Однажды днем она наткнулась на второго по старшинству сына, Жана: тот стоял на коленях в гостиной, на коврике, и молился о спасении семьи. Она присоединилась к нему, и когда сын закончил молиться, напомнила, что только кроткие наследуют землю, хотя сама она защищала его отнюдь не с кротостью. Он легко учился, быстро стал любимым учеником кюре, и потому было решено, что он пойдет в священники.

Поначалу, столкнувшись с невозможностью прокормить столько ртов, она поняла, почему Эрве Эрве отдал несколько карликов, одного – бездетной паре, а другого – жирному хлебопеку, который и такому был рад. Она злилась, но понимала, что карликам будет лучше где угодно. Но в день, когда Жан не вернулся из школы, а другие сыновья сообщили, что Эрве Эрве отдал его хозяину постоялого двора, она пошла и забрала его. Ей пришлось трижды его искать; однажды она прошла сорок миль к мастерской, где нашла его: одетый в аккуратный фартук, он наносил через трафарет розочки на края зеркал. С тех пор она с ним не расставалась. Вечерами они шли в церковь, и пока она скребла полы, он готовил уроки на скамье. Он повторял за ней каждое слово молитвы и однажды настоял, чтобы ей помочь. Той же ночью она увидела, как он стоял в ванной, уставившись на руки. Она спросила, что случилось, он спрятал руки за спину и заплакал. Она схватила его руки и увидела волдыри, оставшиеся после мытья полов. Больше он не повторял за ней и не помогал в церкви, но оставался рядом, и занимался, и слушал.
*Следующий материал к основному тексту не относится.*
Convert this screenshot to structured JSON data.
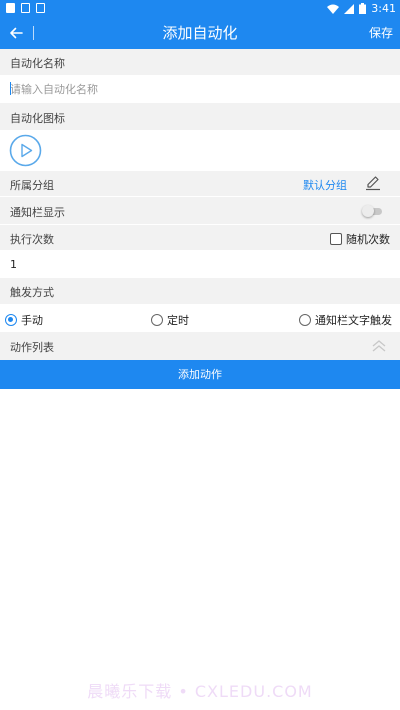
{
  "status_bar": {
    "time": "3:41",
    "icons": [
      "notification-square-icon",
      "message-icon",
      "download-icon",
      "wifi-icon",
      "signal-icon",
      "battery-icon"
    ]
  },
  "app_bar": {
    "title": "添加自动化",
    "save_label": "保存",
    "back_icon": "arrow-left-icon",
    "color": "#1e88f0"
  },
  "sections": {
    "name_label": "自动化名称",
    "name_placeholder": "请输入自动化名称",
    "name_value": "",
    "icon_label": "自动化图标",
    "icon": "play-circle-icon",
    "group_label": "所属分组",
    "group_value": "默认分组",
    "notification_label": "通知栏显示",
    "notification_enabled": false,
    "exec_label": "执行次数",
    "random_label": "随机次数",
    "random_checked": false,
    "exec_count": "1",
    "trigger_label": "触发方式",
    "triggers": [
      {
        "label": "手动",
        "selected": true
      },
      {
        "label": "定时",
        "selected": false
      },
      {
        "label": "通知栏文字触发",
        "selected": false
      }
    ],
    "action_list_label": "动作列表",
    "add_action_label": "添加动作"
  },
  "watermark": "晨曦乐下载 • CXLEDU.COM",
  "colors": {
    "accent": "#1e88f0",
    "section_bg": "#f2f2f2"
  }
}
Когда началась война, она удивилась не столько тому, что старшие записались в солдаты, сколько тому, что это сделал Жан. В первом же письме, полученном с фронта, сообщалось, что Жан работает при штабе и печатает на машинке, а второе принесло соболезнования от ее величества по поводу гибели второго сына. Через четыре года, когда Жан вернулся, он оказался маленьким бледным человечком с мрачным, уклончивым взглядом. Руки его никогда не замирали, пока он не закуривал, он подбирал под себя локти, держа сигарету осторожно и близко к щеке, подобно роковой женщине на картинке. Жоржина завела разговор о семинарии, поскольку война-то закончилась. Когда она договорила, он ответил только: «Здорово!» – как обычно говорили туристы. И на следующий же день пропал.

Потом Эрве Эрве рассказал ей, что Жан был единственным, кто не присылал денег из армейской зарплаты, а она промолчала, потому что и так это знала. В течение двух месяцев она получила две открытки, одну – с фотографией Монреаля, с надписью: «Pas loin!»[31], а другую – с изображением канадских Скалистых гор, покрытых снегом и огромных, на которой было написано: «Loin mais bien content»[32]. Еще через неделю сбежала ее четырнадцатилетняя дочь, оставив ей двойню.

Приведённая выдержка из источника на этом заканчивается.